4 Intrusive Ways Internet Ads Are Squeezing Into Your Life
The Internet has a complicated relationship with ads. They can be annoying, but most of us understand that they are necessary in order for us to continue doing things for free on our computers. However, some companies are going out of their way to make their ads as intrusive as possible, to the point where they might as well be hiring old-timey radio announcers to break into our houses and read us ad copy.
Google's Free Services Are Becoming Ad-Riddled
Statistically speaking, Gmail is the top email service provider in the world. That's a lot of eyeballs just waiting to have ads paraded around in front of them, and Google is taking advantage of that fact by delivering ad spam directly to their users' inboxes disguised as legitimate messages.
"Ah, good ol' Vista Print. What he's been up to since our frat days?"
Not only are they designing a marketing strategy specifically to prey on lonely naivete, but they're also scanning your emails to search for words like "pizza" and "Netflix" to use against you in an advertising context. Did you send your co-worker an email about checking out that new sushi restaurant? Be prepared for a deluge of sushi ads to suddenly appear in your Gmail inbox.
Let's stick with the sushi example for another sentence and pretend that you're opening up the Google Maps app on your phone to search for nearby raw fish dispensaries. Well, Google has started putting "relevant ads" at the bottom of every map, right where the directions should be, so odds are you'll end up clicking on the ad by mistake simply because you're trying to see whether you should turn right at the derelict shipyard or just keep driving.
They originally started in Delaware trying to get to Olive Garden.
It's like a room full of Google execs unanimously decided the next phase of their empire should be entirely dependent on tricking people into clicking on things.
Eye Tracking for Ads Is Now Officially a Thing
Last August, Google patented technology for Google Glass that would allow them to track your eye movement during advertisements (both online and in the real world) to determine how effective the ads are, because as Google clearly demonstrated by rifling through your personal messages to search for advertising keywords (see above), they exist in a world where "scruples" is the name of some kind of potato chip and having a computer constantly stare at your face to try to guess how a toothpaste commercial is landing is in no way weird or unsettling.
"People will totally buy billboards to wear on their faces at all times." -Google, correctly predicting the future.

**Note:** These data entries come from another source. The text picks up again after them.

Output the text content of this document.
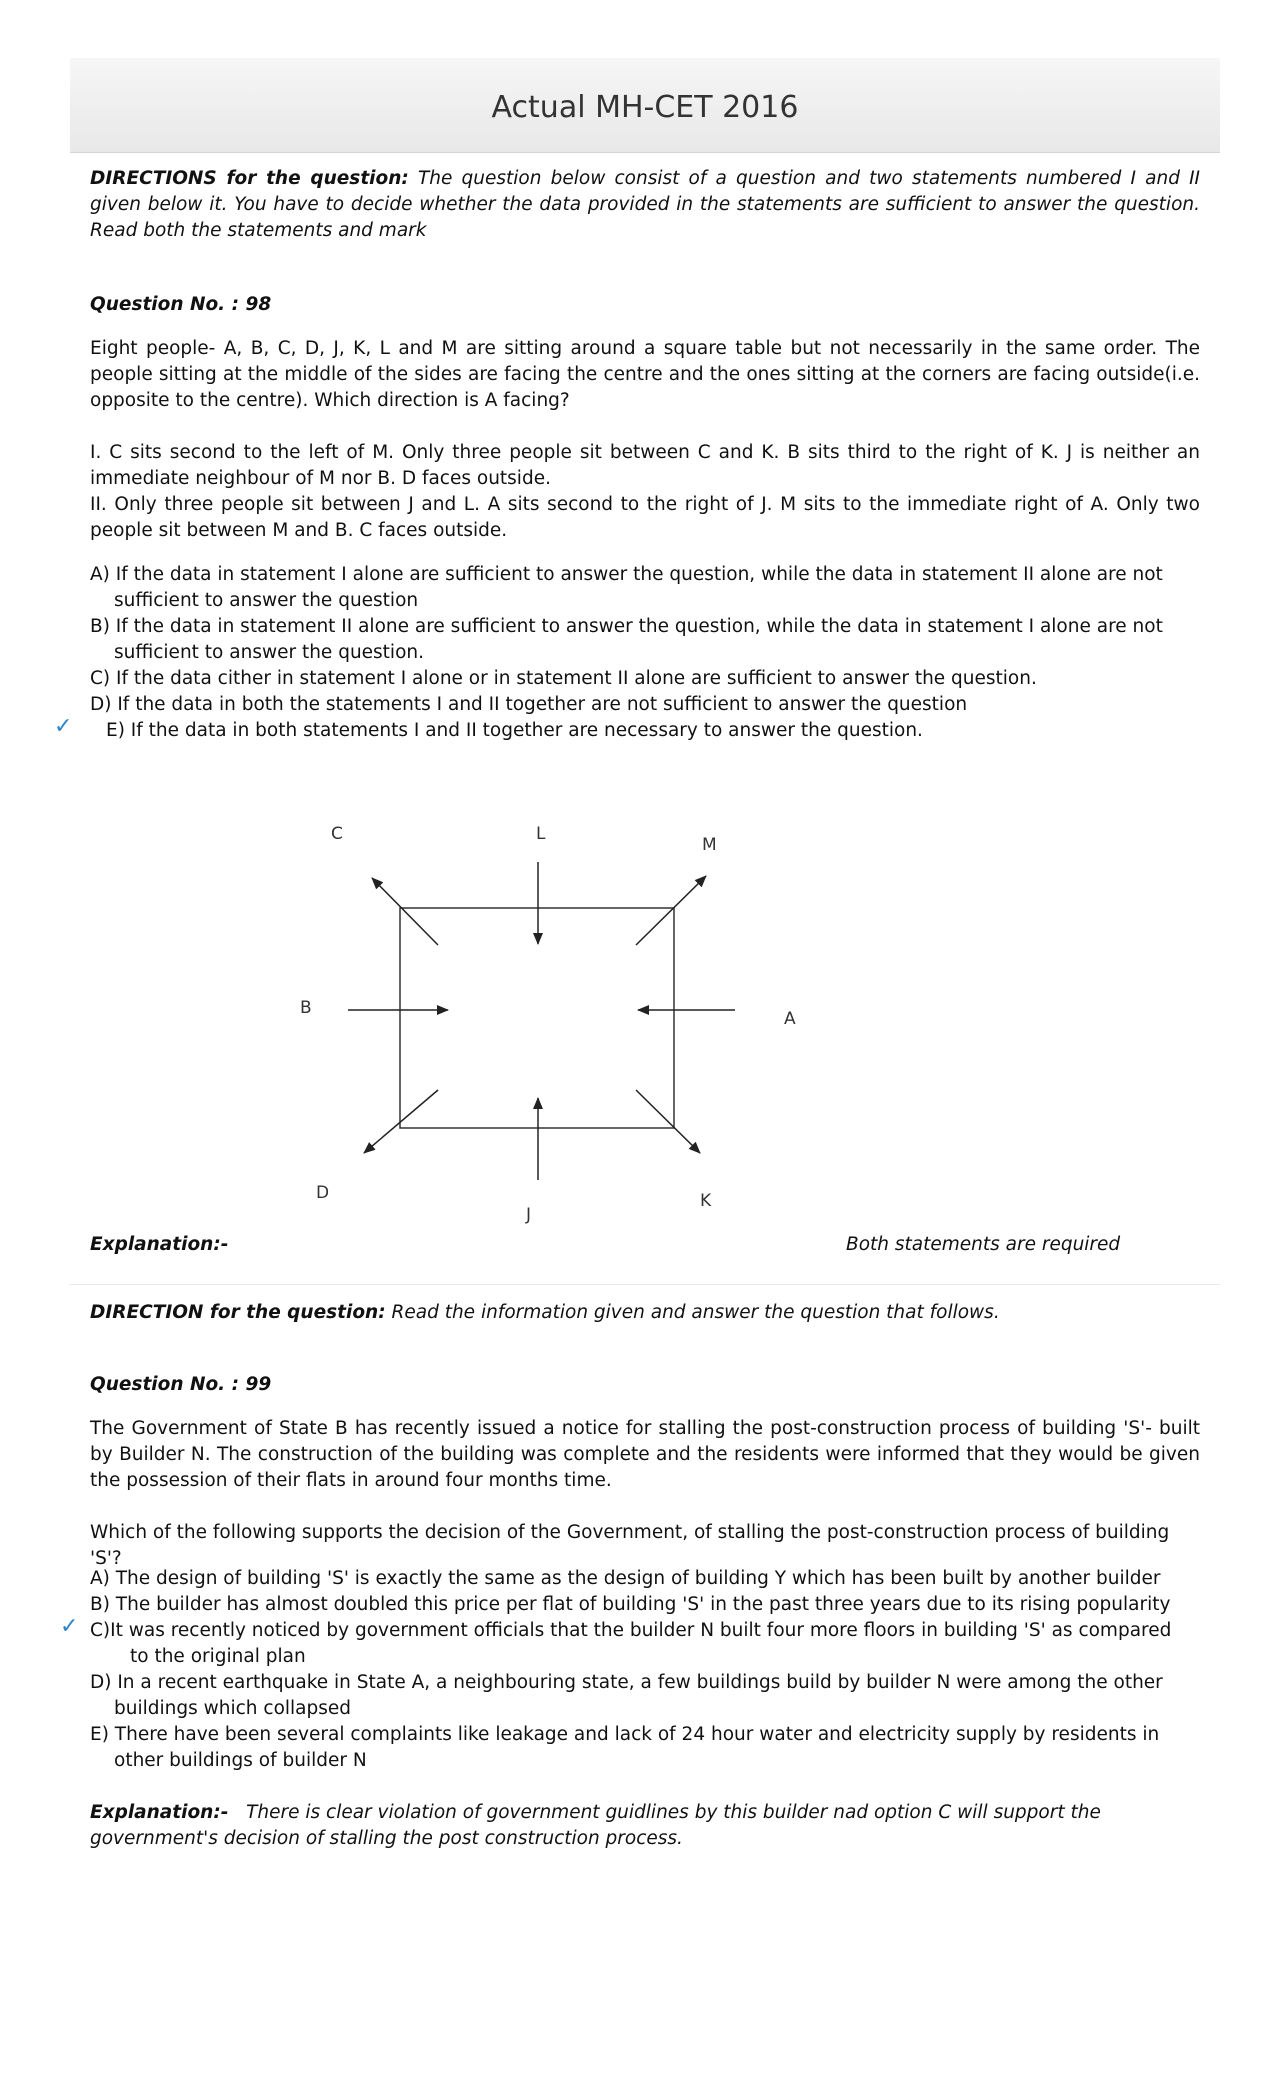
Actual MH-CET 2016
DIRECTIONS for the question: The question below consist of a question and two statements numbered I and II given below it. You have to decide whether the data provided in the statements are sufficient to answer the question. Read both the statements and mark
Question No. : 98
Eight people- A, B, C, D, J, K, L and M are sitting around a square table but not necessarily in the same order. The people sitting at the middle of the sides are facing the centre and the ones sitting at the corners are facing outside(i.e. opposite to the centre). Which direction is A facing?
I. C sits second to the left of M. Only three people sit between C and K. B sits third to the right of K. J is neither an immediate neighbour of M nor B. D faces outside.
II. Only three people sit between J and L. A sits second to the right of J. M sits to the immediate right of A. Only two people sit between M and B. C faces outside.
A) If the data in statement I alone are sufficient to answer the question, while the data in statement II alone are not sufficient to answer the question
B) If the data in statement II alone are sufficient to answer the question, while the data in statement I alone are not sufficient to answer the question.
C) If the data cither in statement I alone or in statement II alone are sufficient to answer the question.
D) If the data in both the statements I and II together are not sufficient to answer the question
✓	E) If the data in both statements I and II together are necessary to answer the question.
C	L
M
B
A
D
J
K
Explanation:-	Both statements are required
DIRECTION for the question: Read the information given and answer the question that follows.
Question No. : 99
The Government of State B has recently issued a notice for stalling the post-construction process of building 'S'- built by Builder N. The construction of the building was complete and the residents were informed that they would be given the possession of their flats in around four months time.
Which of the following supports the decision of the Government, of stalling the post-construction process of building 'S'?
A) The design of building 'S' is exactly the same as the design of building Y which has been built by another builder
B) The builder has almost doubled this price per flat of building 'S' in the past three years due to its rising popularity
✓ C)It was recently noticed by government officials that the builder N built four more floors in building 'S' as compared to the original plan
D) In a recent earthquake in State A, a neighbouring state, a few buildings build by builder N were among the other buildings which collapsed
E) There have been several complaints like leakage and lack of 24 hour water and electricity supply by residents in other buildings of builder N
Explanation:- There is clear violation of government guidlines by this builder nad option C will support the government's decision of stalling the post construction process.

And earlier this week, Virgin Mobile launched an advertising campaign that -- after asking permission to access your webcam -- will track your eyes while you watch their video, and every time you blink, the video will change (watch for yourself). While this is just a gimmick at the moment, it paints a picture of the direction advertising could soon be heading in, where ads could rapidly change in a desperate attempt to hold your attention if your eyes started wandering. Of course the more disturbing aspect of this is that people willingly gave Richard Branson access to their home computers.
Facebook Will Soon Start Adding 15-Second Video Ads in Your News Feed
In an effort to get around AdBlock's annoying habit of annexing every ad off to the side of the page, Facebook has begun selling video adspace directly in the middle of its users' news feeds, because "not being a shithead" isn't what made Mark Zuckerberg a billionaire.
Get ready for a hard Zucking.
So in the very near future, for every 20 updates on your news feed, you'll have one 15-second video ad for some terrible new Matthew Perry sitcom. Oh, and in case you're worried about accidentally overlooking one of these gems, have no fear -- every single ad in your news feed will autoplay to ensure maximum browser-crashing enjoyment.
Adblock Plus Won't Block Ads if You Pay Them Off
"Whatever," you might be saying. "I don't need to worry about any of these shenanigans. I've got Adblock Plus." Well, prepare to have your goddamn universe shattered, Hypothetical Person Who Thinks They Know Everything, because Google has started paying Adblock Plus to ensure that their ads make it through unfiltered.
"Yeah, it's Adblock Plus ads. We don't understand how you could be confused by this."
Paying to get on the so-called "white list" of sites given a free pass by Adblock Plus has saved Google almost a billion dollars, freeing up the revenue necessary to build robots that stare at your face and read your mail. So really, Adblock Plus is only as trustworthy as a part-time bouncer with a massive coke debt.